Published online by Cambridge University Press: 18 August 2009
INTRODUCTION
Extent of the Problem in Medicine
Biofilm growth almost always leads to a massive increase in resistance to antibiotics and biocides by orders of magnitude compared with cultures grown in suspension (planktonic) in conventional liquid media. Currently, there is no generally agreed upon mechanism to account for this broad resistance to chemical agents. We suggest that dormancy, related to the general stress response and associated survival responses, offers an explanation for the overall general resistance of biofilm microbes.

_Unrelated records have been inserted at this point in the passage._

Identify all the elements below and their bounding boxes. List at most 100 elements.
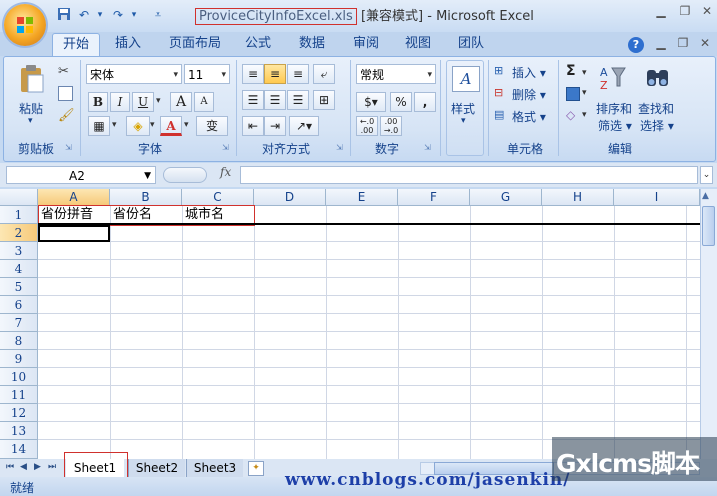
- fill-icon[interactable]: [566, 87, 580, 101]
- tab-home[interactable]: 开始: [52, 33, 100, 56]
- column-header-a[interactable]: A: [38, 189, 110, 206]
- row-header-13[interactable]: 13: [0, 422, 38, 440]
- align-bottom-icon[interactable]: ≡: [287, 64, 309, 84]
- save-icon[interactable]: [56, 7, 72, 23]
- decrease-indent-icon[interactable]: ⇤: [242, 116, 264, 136]
- insert-function-icon[interactable]: fx: [220, 165, 231, 179]
- insert-cells-button[interactable]: 插入 ▾: [512, 64, 546, 81]
- format-cells-button[interactable]: 格式 ▾: [512, 108, 546, 125]
- copy-icon[interactable]: [58, 86, 73, 101]
- tab-view[interactable]: 视图: [398, 33, 438, 55]
- format-painter-icon[interactable]: 🖌: [58, 108, 75, 123]
- office-button[interactable]: [4, 4, 46, 46]
- column-header-c[interactable]: C: [182, 189, 254, 206]
- column-header-i[interactable]: I: [614, 189, 700, 206]
- sheet-tab-sheet3[interactable]: Sheet3: [186, 459, 243, 477]
- scroll-thumb[interactable]: [702, 206, 715, 246]
- expand-formula-bar-icon[interactable]: ⌄: [700, 166, 713, 184]
- minimize-button[interactable]: ▁: [650, 4, 672, 20]
- sort-filter-icon[interactable]: AZ: [598, 64, 626, 92]
- formula-input[interactable]: [240, 166, 698, 184]
- clear-dropdown-icon[interactable]: ▾: [582, 110, 587, 120]
- sort-filter-label[interactable]: 排序和: [596, 100, 632, 117]
- increase-decimal-button[interactable]: ←.0 .00: [356, 116, 378, 136]
- row-header-1[interactable]: 1: [0, 206, 38, 224]
- row-header-10[interactable]: 10: [0, 368, 38, 386]
- orientation-icon[interactable]: ↗▾: [289, 116, 319, 136]
- row-header-2[interactable]: 2: [0, 224, 38, 242]
- ribbon-restore-button[interactable]: ❐: [672, 36, 694, 52]
- sheet-tab-sheet2[interactable]: Sheet2: [128, 459, 185, 477]
- number-launcher-icon[interactable]: ⇲: [424, 143, 431, 152]
- sort-filter-button[interactable]: 筛选 ▾: [598, 117, 632, 134]
- underline-dropdown-icon[interactable]: ▾: [156, 96, 161, 106]
- italic-button[interactable]: I: [110, 92, 130, 112]
- redo-icon[interactable]: ↷: [110, 7, 126, 23]
- align-top-icon[interactable]: ≡: [242, 64, 264, 84]
- help-icon[interactable]: ?: [628, 37, 644, 53]
- name-box[interactable]: A2 ▼: [6, 166, 156, 184]
- number-format-select[interactable]: 常规 ▾: [356, 64, 436, 84]
- column-header-f[interactable]: F: [398, 189, 470, 206]
- phonetic-button[interactable]: 变: [196, 116, 228, 136]
- format-cells-icon[interactable]: ▤: [494, 108, 504, 121]
- row-header-11[interactable]: 11: [0, 386, 38, 404]
- borders-dropdown-icon[interactable]: ▾: [112, 120, 117, 130]
- restore-button[interactable]: ❐: [674, 4, 696, 20]
- insert-cells-icon[interactable]: ⊞: [494, 64, 503, 77]
- accounting-format-icon[interactable]: $▾: [356, 92, 386, 112]
- alignment-launcher-icon[interactable]: ⇲: [336, 143, 343, 152]
- next-sheet-icon[interactable]: ▶: [34, 462, 41, 472]
- align-center-icon[interactable]: ☰: [264, 90, 286, 110]
- delete-cells-button[interactable]: 删除 ▾: [512, 86, 546, 103]
- row-header-9[interactable]: 9: [0, 350, 38, 368]
- font-launcher-icon[interactable]: ⇲: [222, 143, 229, 152]
- customize-qat-icon[interactable]: ⩡: [150, 7, 166, 23]
- increase-indent-icon[interactable]: ⇥: [264, 116, 286, 136]
- font-size-select[interactable]: 11 ▾: [184, 64, 230, 84]
- prev-sheet-icon[interactable]: ◀: [20, 462, 27, 472]
- clear-icon[interactable]: ◇: [566, 108, 575, 122]
- comma-button[interactable]: ,: [414, 92, 436, 112]
- find-select-label[interactable]: 查找和: [638, 100, 674, 117]
- merge-center-icon[interactable]: ⊞: [313, 90, 335, 110]
- tab-page-layout[interactable]: 页面布局: [160, 33, 230, 55]
- find-select-button[interactable]: 选择 ▾: [640, 117, 674, 134]
- shrink-font-button[interactable]: A: [194, 92, 214, 112]
- undo-dropdown-icon[interactable]: ▾: [92, 7, 108, 23]
- align-right-icon[interactable]: ☰: [287, 90, 309, 110]
- column-header-h[interactable]: H: [542, 189, 614, 206]
- font-color-dropdown-icon[interactable]: ▾: [184, 120, 189, 130]
- tab-formulas[interactable]: 公式: [238, 33, 278, 55]
- fill-color-dropdown-icon[interactable]: ▾: [150, 120, 155, 130]
- last-sheet-icon[interactable]: ⏭: [48, 462, 56, 472]
- grow-font-button[interactable]: A: [170, 92, 192, 112]
- chevron-down-icon[interactable]: ▼: [144, 167, 151, 185]
- font-color-icon[interactable]: A: [160, 116, 182, 136]
- column-header-d[interactable]: D: [254, 189, 326, 206]
- fill-color-icon[interactable]: ◈: [126, 116, 150, 136]
- first-sheet-icon[interactable]: ⏮: [6, 462, 14, 472]
- formula-bar-splitter[interactable]: [163, 167, 207, 183]
- column-header-g[interactable]: G: [470, 189, 542, 206]
- find-select-icon[interactable]: [644, 64, 672, 92]
- row-header-7[interactable]: 7: [0, 314, 38, 332]
- underline-button[interactable]: U: [132, 92, 154, 112]
- bold-button[interactable]: B: [88, 92, 108, 112]
- column-header-e[interactable]: E: [326, 189, 398, 206]
- fill-dropdown-icon[interactable]: ▾: [582, 88, 587, 98]
- scroll-up-icon[interactable]: ▲: [702, 191, 709, 201]
- row-header-12[interactable]: 12: [0, 404, 38, 422]
- autosum-icon[interactable]: Σ: [566, 63, 576, 79]
- wrap-text-icon[interactable]: ⤶: [313, 64, 335, 84]
- row-header-4[interactable]: 4: [0, 260, 38, 278]
- tab-review[interactable]: 审阅: [344, 33, 388, 55]
- percent-button[interactable]: %: [390, 92, 412, 112]
- align-middle-icon[interactable]: ≡: [264, 64, 286, 84]
- cut-icon[interactable]: ✂: [58, 64, 69, 79]
- redo-dropdown-icon[interactable]: ▾: [126, 7, 142, 23]
- row-header-14[interactable]: 14: [0, 440, 38, 459]
- ribbon-minimize-button[interactable]: ▁: [650, 36, 672, 52]
- align-left-icon[interactable]: ☰: [242, 90, 264, 110]
- tab-data[interactable]: 数据: [290, 33, 334, 55]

A bacterial biofilm is typically defined as a population of cells growing as a consortium on a surface and enclosed in a complex exopolymer matrix. Commonly in the wider environment but less so in infections, the population is mixed and also of heterogeneous physiologies (22). This is partly because of nutrient (including oxygen) gradients across the biofilm (92). It seems likely that biomasses not associated with a surface may also exhibit biofilm properties, because of the influence of cell density on microbial physiology (12, 37). The biofilm mode of growth contributes to resistance to host defences and, within the biofilm, at least some of the cells are phenotypically highly resistant to antibiotics and biocides (58, 60). Medical examples are numerous and include dental biofilms and also burns and urinary tract and lower respiratory infections. The carrier state for several infections involves pharyngeal colonisation. Implanted devices are a major source of biofilm infection, e.g., catheters and pacemakers, as are orthopaedic and other prostheses (4).